As the global economic outlook continues to worsen, relatively open emerging markets like Indonesia must strike a balance between supporting growth and maintaining financial stability.
As the eurozone crisis drags on and growth in China and India looks soft, the fear is that all the hot money that flowed into Indonesia over the last few years will just as readily rush back out the door.
Although it kept its benchmark interest rate on hold at a record low of 5.75 per cent on Tuesday, Bank Indonesia, the central bank, noted the deteriorating global climate and emphasized its recent efforts to support the weakening rupiah and prevent the build up of inflationary pressures.
The big policy from BI was not the decision to hold rates but the attempts to support the currency, says Fauzi Ichsan, an economist at Standard Chartered in Jakarta.
In a statement released alongside the latest rate decision, BI said that it would encourage more supply of foreign currency “to manage depreciation pressure triggered by worsening crisis in euro area and negative sentiment in the global financial market.” The central bank has already said it will introduce dollar term deposits in a bid draw more foreign currency into the market.
While demand for dollars is high due to the semi-annual repatriation of profits and repayment of foreign currency loans, supply is weak because of a dearth of new external portfolio investors and the fact that exporters are sitting on their dollars in expectation of a further weakening in the rupiah.
Indonesia’s foreign exchange reserves have already fallen to $111.5bn at the end of May from $116.4bn at the end of April.
Fitch, a credit rating agency, said last week that this decline was not yet a “cause for concern”.
But if the euro crisis drags on for months, Ichsan believes that reserves of $111.5bn, or 6.2 weeks of import cover, will not be sufficient.
“The biggest concern for BI is the currency and the outcome will be very much determined by how the crisis in Europe is handled by the EU and IMF,” he said.
Currency traders are not feeling too optimistic.

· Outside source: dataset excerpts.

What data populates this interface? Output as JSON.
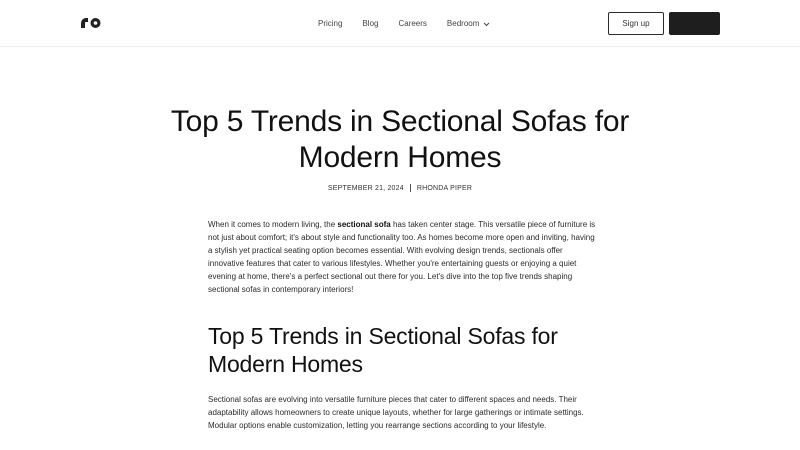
{
  "nav": {
    "links": [
      "Pricing",
      "Blog",
      "Careers"
    ],
    "dropdown_label": "Bedroom",
    "signup_label": "Sign up"
  },
  "article": {
    "title": "Top 5 Trends in Sectional Sofas for Modern Homes",
    "date": "SEPTEMBER 21, 2024",
    "author": "RHONDA PIPER",
    "intro_before": "When it comes to modern living, the ",
    "intro_bold": "sectional sofa",
    "intro_after": " has taken center stage. This versatile piece of furniture is not just about comfort; it's about style and functionality too. As homes become more open and inviting, having a stylish yet practical seating option becomes essential. With evolving design trends, sectionals offer innovative features that cater to various lifestyles. Whether you're entertaining guests or enjoying a quiet evening at home, there's a perfect sectional out there for you. Let's dive into the top five trends shaping sectional sofas in contemporary interiors!",
    "section_heading": "Top 5 Trends in Sectional Sofas for Modern Homes",
    "section_body": "Sectional sofas are evolving into versatile furniture pieces that cater to different spaces and needs. Their adaptability allows homeowners to create unique layouts, whether for large gatherings or intimate settings. Modular options enable customization, letting you rearrange sections according to your lifestyle."
  },
  "colors": {
    "text": "#1a1a1a",
    "dark_button": "#1e1e1e",
    "border": "#ececec"
  }
}
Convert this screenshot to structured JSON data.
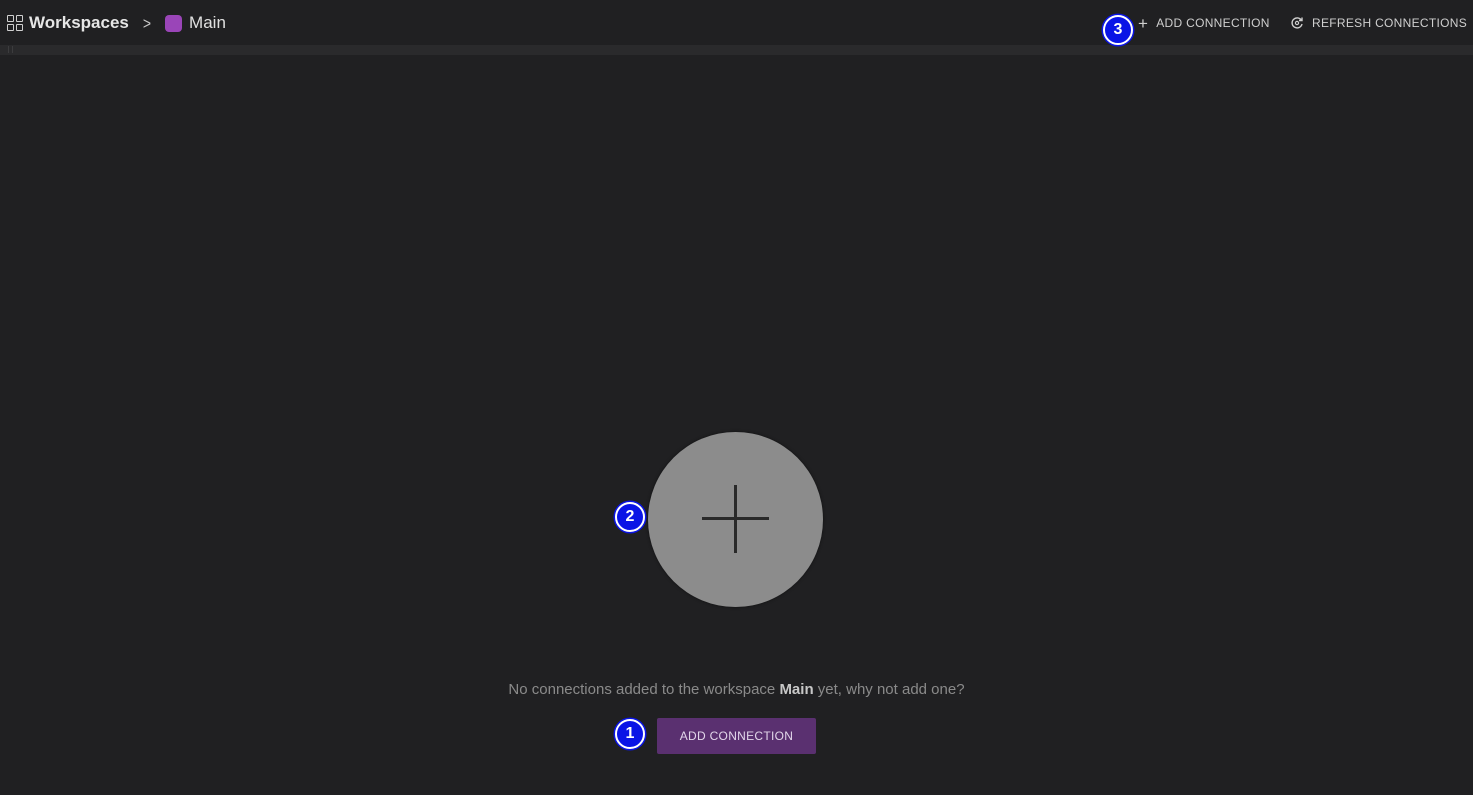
{
  "breadcrumb": {
    "root_label": "Workspaces",
    "separator": ">",
    "workspace_name": "Main",
    "workspace_color": "#9a45b8"
  },
  "toolbar": {
    "add_connection_label": "ADD CONNECTION",
    "add_connection_icon": "plus-icon",
    "refresh_connections_label": "REFRESH CONNECTIONS",
    "refresh_connections_icon": "refresh-icon"
  },
  "empty_state": {
    "icon": "add-circle-icon",
    "message_prefix": "No connections added to the workspace",
    "workspace_name": "Main",
    "message_suffix": "yet, why not add one?",
    "button_label": "ADD CONNECTION"
  },
  "annotations": {
    "marker_1": "1",
    "marker_2": "2",
    "marker_3": "3"
  },
  "colors": {
    "background": "#202022",
    "accent": "#5a3070",
    "marker": "#0a14e6"
  }
}
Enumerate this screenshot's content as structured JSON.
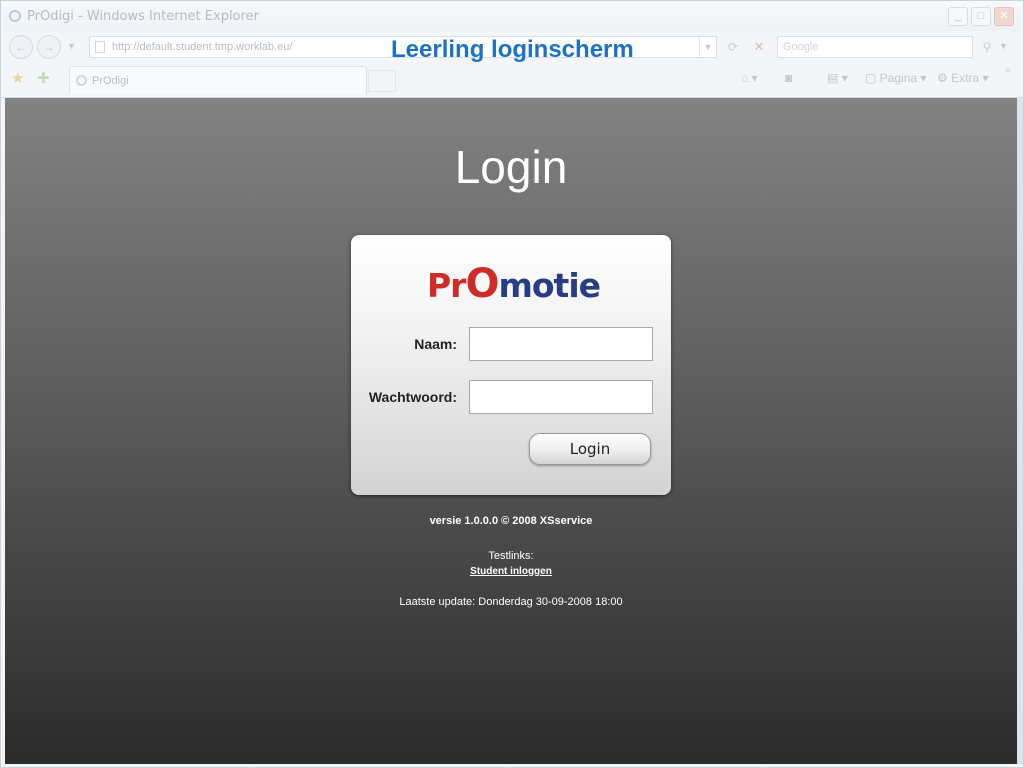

Short positions on the rupiah have increased to the highest level since 2008, according to a Reuters survey.
Indonesia is not alone in this situation and other emerging markets like India have also seen their currency take a hit as a result of the gathering storm.
More open emerging markets like Indonesia might suffer the sharpest outflows in tough times but, the hope is, their relative openness will help maintain long-term investor credibility, ensuring the foreign money comes back when sentiment turns.